(Johannesburg) Coups de fouet ou de feu, gaz lacrymogène, humiliations : dans plusieurs pays africains, les forces de sécurité chargées de faire respecter des mesures drastiques de lutte contre le coronavirus multiplient les dérapages, obligeant les autorités à réagir.

Béatrice DEBUT, avec les bureaux africains de l’AFP
Agence France-Presse

Sur le continent le plus pauvre de la planète, les confinements, restrictions aux déplacements et même gestes barrière contre le virus s’avèrent extrêmement difficiles à appliquer dans des mégapoles ou des quartiers surpeuplés dont les populations survivent au jour le jour.

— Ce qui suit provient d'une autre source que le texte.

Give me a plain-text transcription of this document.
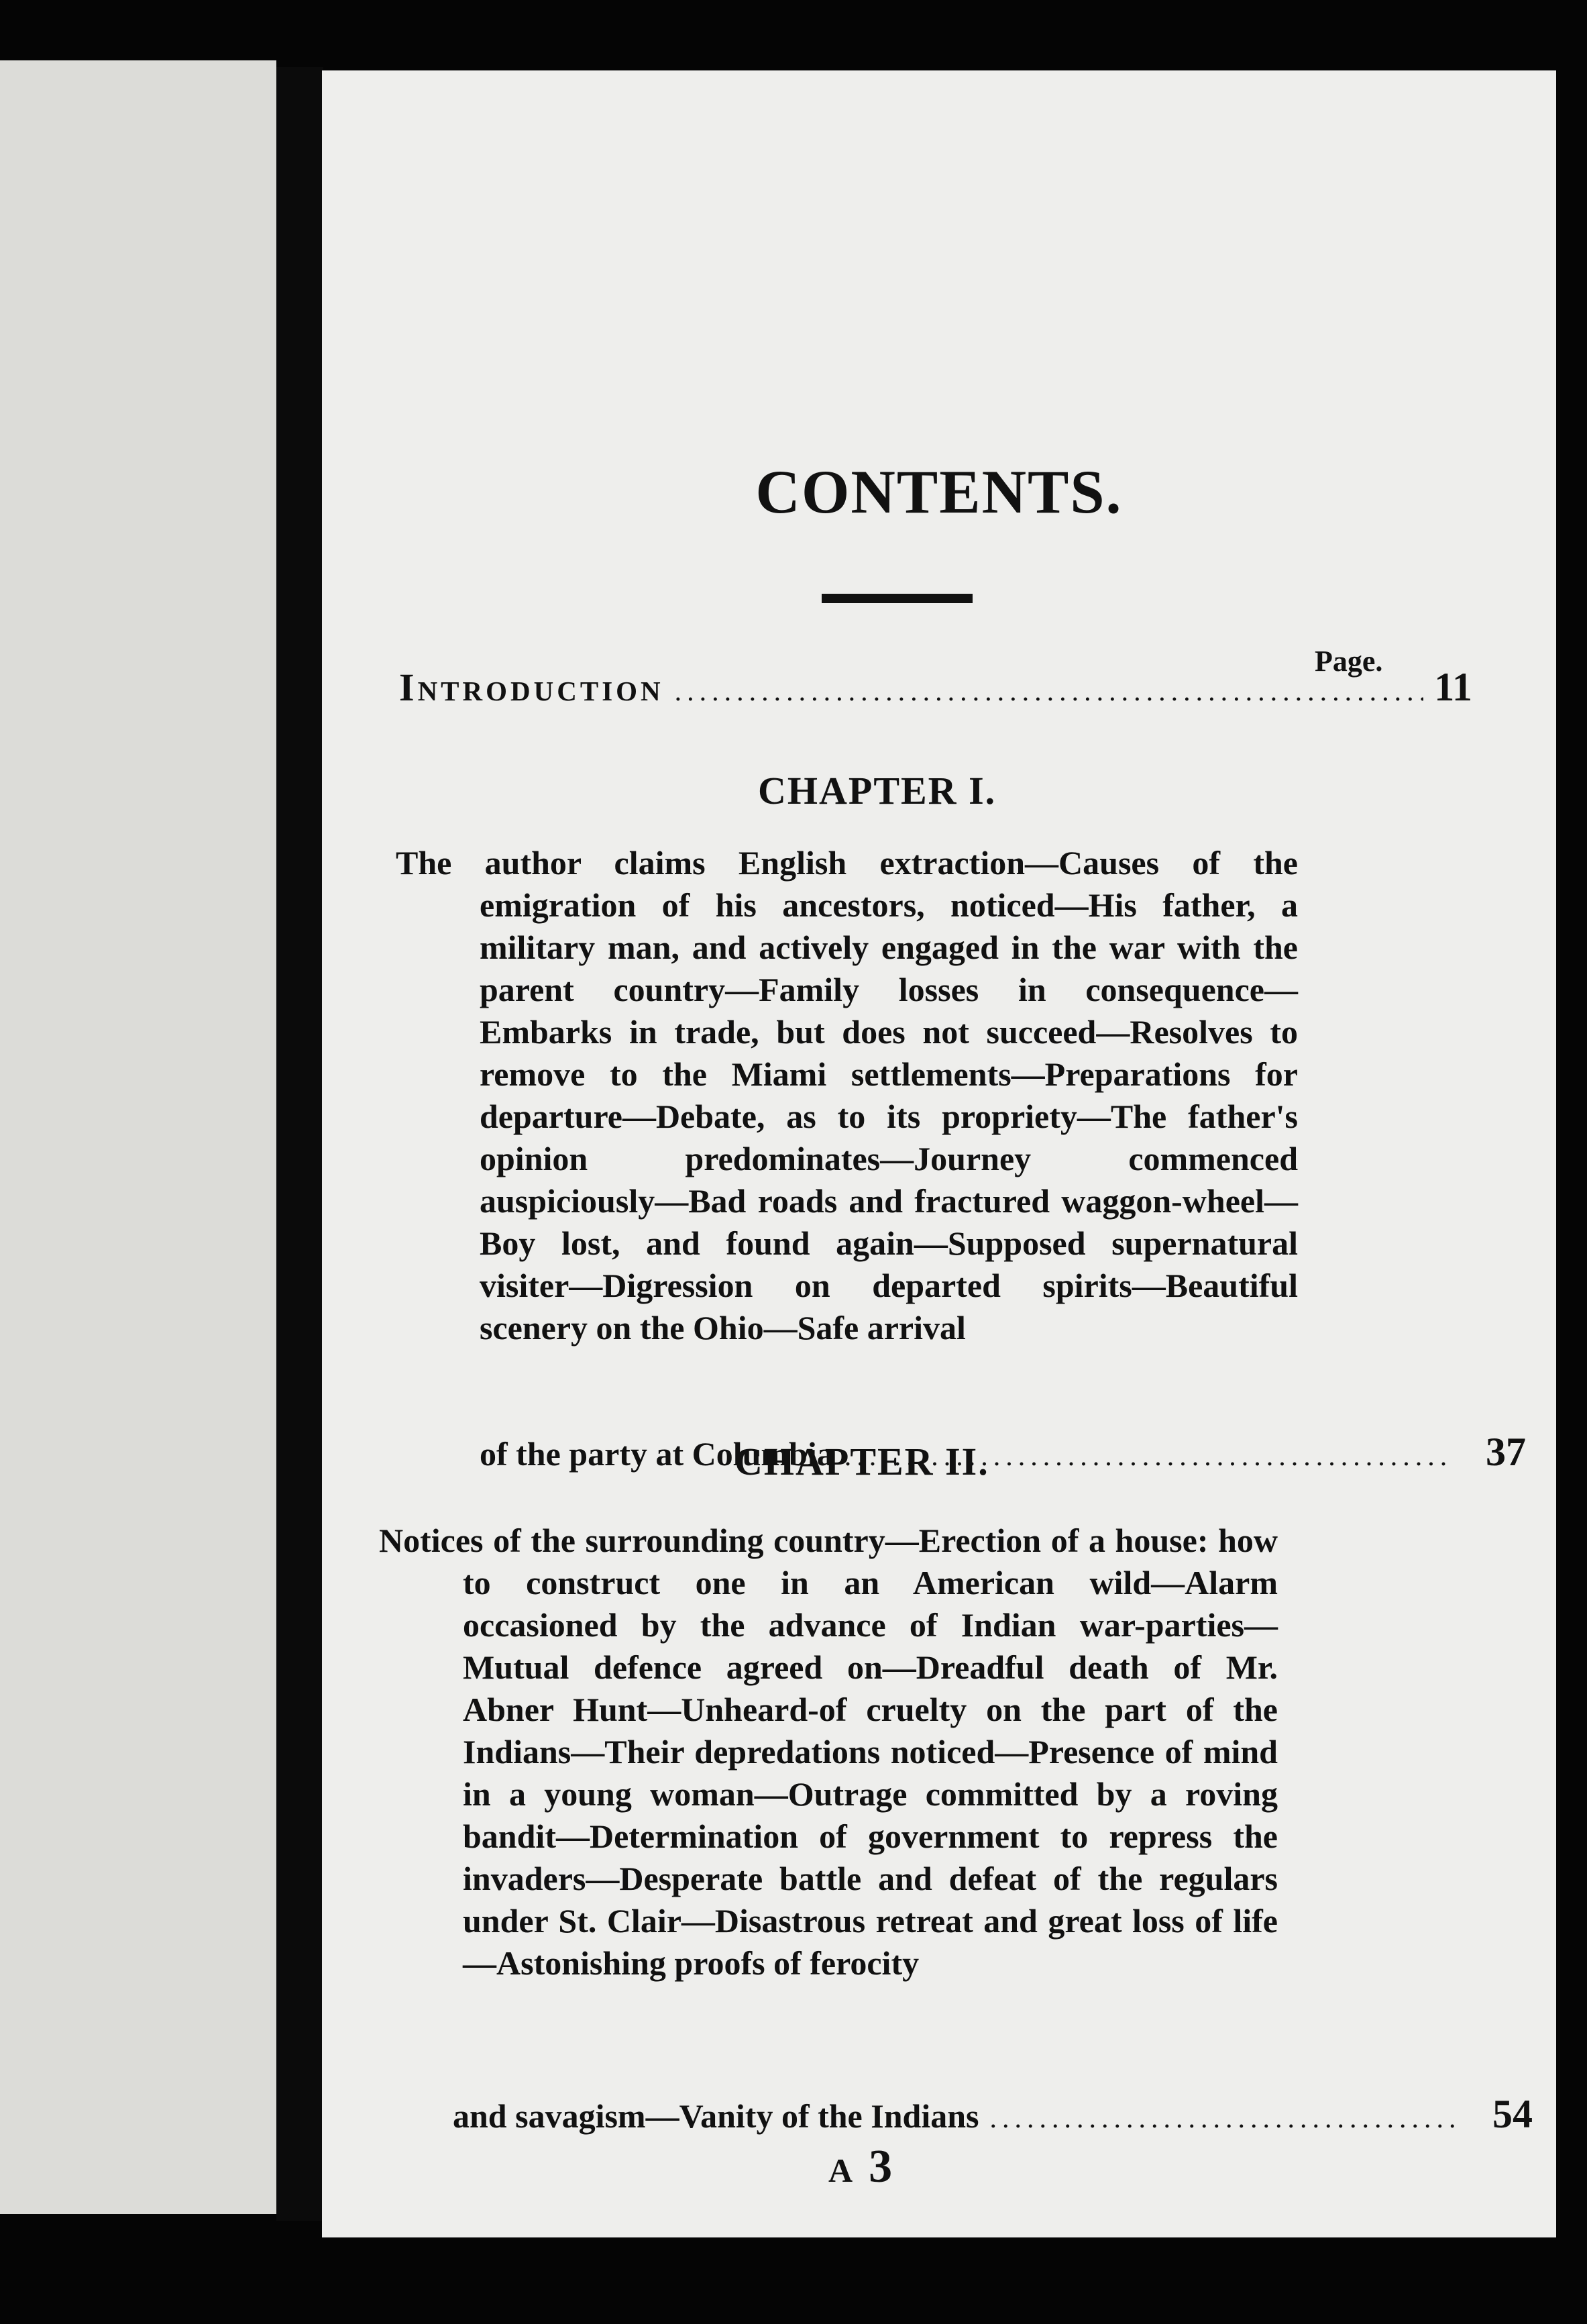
CONTENTS.
Page.
Introduction .....	11
CHAPTER I.

The author claims English extraction—Causes of the emigration of his ancestors, noticed—His father, a military man, and actively engaged in the war with the parent country—Family losses in consequence—Embarks in trade, but does not succeed—Resolves to remove to the Miami settlements—Preparations for departure—Debate, as to its propriety—The father's opinion predominates—Journey commenced auspiciously—Bad roads and fractured waggon-wheel—Boy lost, and found again—Supposed supernatural visiter—Digression on departed spirits—Beautiful scenery on the Ohio—Safe arrival

of the party at Columbia .....	37
CHAPTER II.

Notices of the surrounding country—Erection of a house: how to construct one in an American wild—Alarm occasioned by the advance of Indian war-parties—Mutual defence agreed on—Dreadful death of Mr. Abner Hunt—Unheard-of cruelty on the part of the Indians—Their depredations noticed—Presence of mind in a young woman—Outrage committed by a roving bandit—Determination of government to repress the invaders—Desperate battle and defeat of the regulars under St. Clair—Disastrous retreat and great loss of life—Astonishing proofs of ferocity

and savagism—Vanity of the Indians .....	54
A 3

Les mêmes scènes de désobéissance se répètent partout en Afrique, où plus de 5300 cas, dont 170 mortels, ont été officiellement enregistrés.

Des files d’attente compactes se forment devant les supermarchés, en violation des règles de distanciation sociale. Des petites boutiques non essentielles, notamment de vente d’alcool, restent ouvertes en dépit des interdictions.

PHOTO ROGAN WARD, REUTERS

Souvent, les réactions musclées des forces de sécurité, aux traditions de répression parfois bien ancrées, se ressemblent, au nom de la protection de la santé des citoyens.

En Ouganda, la police a reconnu vendredi avoir blessé par balle deux hommes qui tentaient, selon elle, de s’opposer aux restrictions sur les déplacements. La veille, policiers et soldats avaient tabassé des vendeurs de fruits et des clients de marchés réunis sur la place publique.

Ces réactions ont indigné la ministre du Commerce, Amelia Kyambadde, qui a appelé les forces de l’ordre à « s’abstenir de frapper ». « S’il vous plaît, expliquez-leur (les consignes) sur les radios communautaires », a-t-elle plaidé.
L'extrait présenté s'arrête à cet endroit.